How to Lose Weight Hiking

Hiking helps with weight loss by burning calories and also keeping you out of the kitchen. The activity appeals to people of just about any age, as evinced by those surveyed for the 2013 Sports, Fitness and Leisure Activities Topline Participation Report; people aged 6 to 65 named hiking as among the top 10 activities they aspire to do more regularly. If you're new to physical activity, begin with short, easy-terrain hikes and build up to longer outings over time. If you add regular hikes while reining in your eating habits, you can lose weight and keep it off for the long term.

Calorie Burn

  • Activity is essential to weight loss because it helps you burn calories. When you burn more calories than you consume, you lose weight. A 3,500-calorie deficit can help you lose a pound.

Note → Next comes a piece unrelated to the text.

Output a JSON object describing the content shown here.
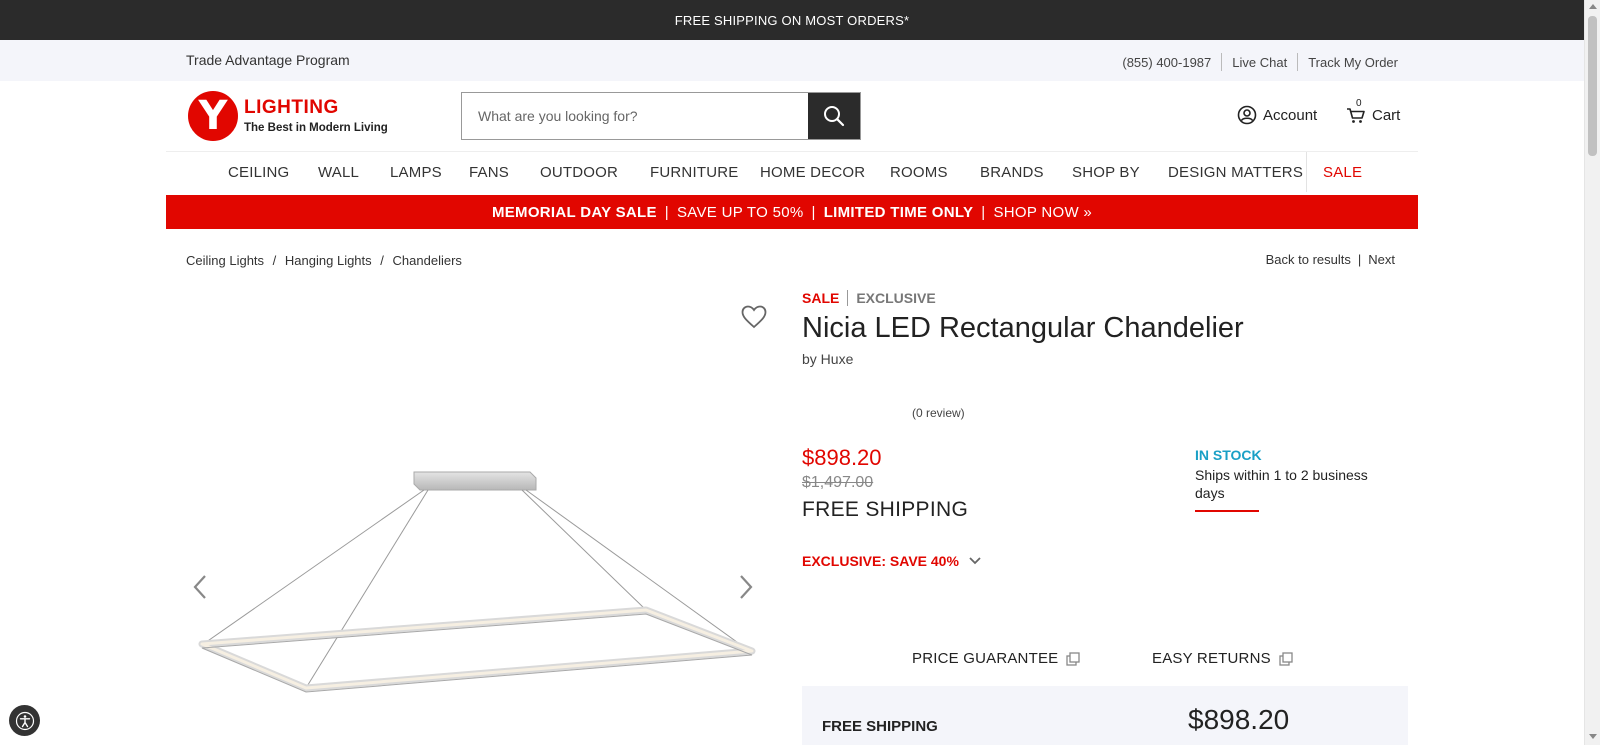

The number of calories you burn during an activity depends on your height and weight, your intensity level and your gender. For example, a 200-pound man who stands 5 feet, 11 inches tall burns about 540 calories per hour during a hike; a 150-pound, 5-foot, 5-inch woman burns about 405 calories per hour hiking. Doing three or four hour-long hikes each week can help most people drop approximately half a pound per week, provided they don't eat more as a result of the increased activity.

Upping the Burn

  • If you want to burn more calories during a hike, choose hilly trails and go at a pace that makes you feel slightly breathy, but still able to carry on a conversation. This indicates your heart rate is elevated slightly -- helping you burn a maximum number of fat calories. Hikes lasting longer than an hour also burn more calories. Week-long, or longer, hiking adventures in which you hike, carry your gear, pack and prepare your own food and camp out during the nights can result in significant weight loss, especially if you're used to a sedentary lifestyle and maintain a normal diet as you hike.

Fueling the Hike

  • Many traditional hiking foods, such as trail mix and energy bars, are calorie dense and could undo your weight-loss efforts. These foods are designed for people who spend several hours out on the trail and need a lot of calories in a small package that's easy to carry. If you're hiking to help you lose weight, you do need some calories for energy, but only if you're going for several hours. Don't reward an hour-long hike with an extra snack; eat moderate portions of whole, unprocessed foods at your regular mealtimes. If you'll be heading out for a long trudge of two hours or longer, measure out just one to two 1-ounce portions of energy dense foods such as nuts, dried fruit or trail mix to fuel you during the trek. Unless it's extremely hot and you're working up a serious sweat, you can do without a calorie-laden sports drink. Water or calorie-free electrolyte drinks provide adequate hydration.

Use the Environment

  • By limiting the foods you bring with you on a hike, and eliminating tantalizing items from your pantry at home, you'll increase the likelihood of losing weight. Hiking can help you overcome hedonic hunger, which is hunger triggered because food is present. If you see or smell something tempting, you're more likely to eat it. When you hike and carry only what you need, that temptation is removed. Load your home pantry and fridge with foods such as whole grains, lean proteins, fresh vegetables and fruits so you aren't inspired to overeat unhealthy, high-calorie foods after your hike either. Limit your intake of alcohol and refined sweets, which only pad your diet with extra calories that prevent weight loss.